One reason for the update is that there have been significant scientific advances in evaluation, biopsy criteria and result interpretation, molecular markers, and benign nodule management since the previous guidelines were released in 2009, leading to revised recommendations in all of these areas.
Explore This IssueJune 2016
An advantage of these expanded recommendations is a greater ability to fine-tune diagnosis and personalize treatment decisions based on patient preference and clinical context. “With indolent growth pattern and generally excellent prognosis associated with the majority of these cancers, these numbers beg questions about how much diagnostic work-up and treatment is necessary for thyroid nodules and well-differentiated thyroid cancer,” said Dr. Zafereo.
There are rarely sudden shifts in clinical practice, and the ATA guidelines are no exception to that, Dr. Zafereo added. There are some general trends that are more apparent in the 2015 version, however. “These guidelines endorse a generally measured approach to biopsy of thyroid nodules and treatment of differentiated thyroid cancer,” he said. “For example, small and sonographically low-risk nodules may not be recommended for biopsy.”

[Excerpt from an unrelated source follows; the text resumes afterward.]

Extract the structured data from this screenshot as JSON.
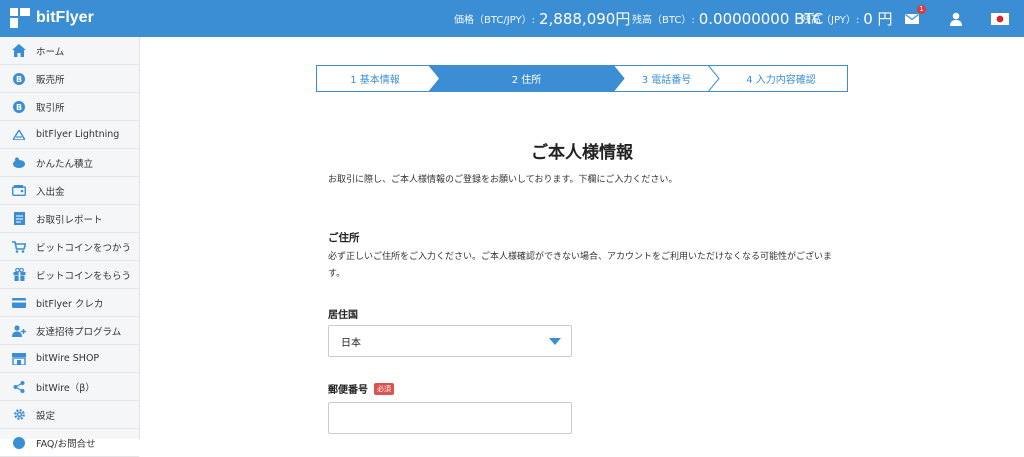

“It’s certainly been an evolution,” said Dr. Tufano. “The 2015 guidelines are the third iteration, and, each time, there has been a greater attempt to personalize and tailor treatments to individual patients, rather than putting everyone in the same box. Clinicians have to be more thoughtful about what treatment we’re going to render, and the expanded information allows patients to better participate in making the determination of what’s best for them.”
These guidelines can also serve as a starting point for increased dialogue with patients and colleagues about therapy options. “We are seeing a high number of patients with thyroid cancer, and the numbers continue to increase each year,” added Dr. Tufano. “However, the overwhelming majority are small differentiated thyroid cancers; in that circumstance, we feel that since we’re not able to provide objective prognostication on what a tumor will or will not do, we want to make sure we’re very thoughtful about each treatment.”
“There is a general ‘less is more’ trend in terms of surgical management and adjuvant radioactive iodine therapy for low-risk, well-differentiated thyroid cancer,” said Dr. Zafereo. “Ten years ago, many more patients were undergoing total thyroidectomy and postoperative radioactive iodine for well-differentiated thyroid cancer, whereas evidence-based current clinical practice has shifted to more thyroid lobectomies and avoidance of radioactive iodine for smaller well-differentiated thyroid cancers because of excellent long-term outcomes even with lesser therapy.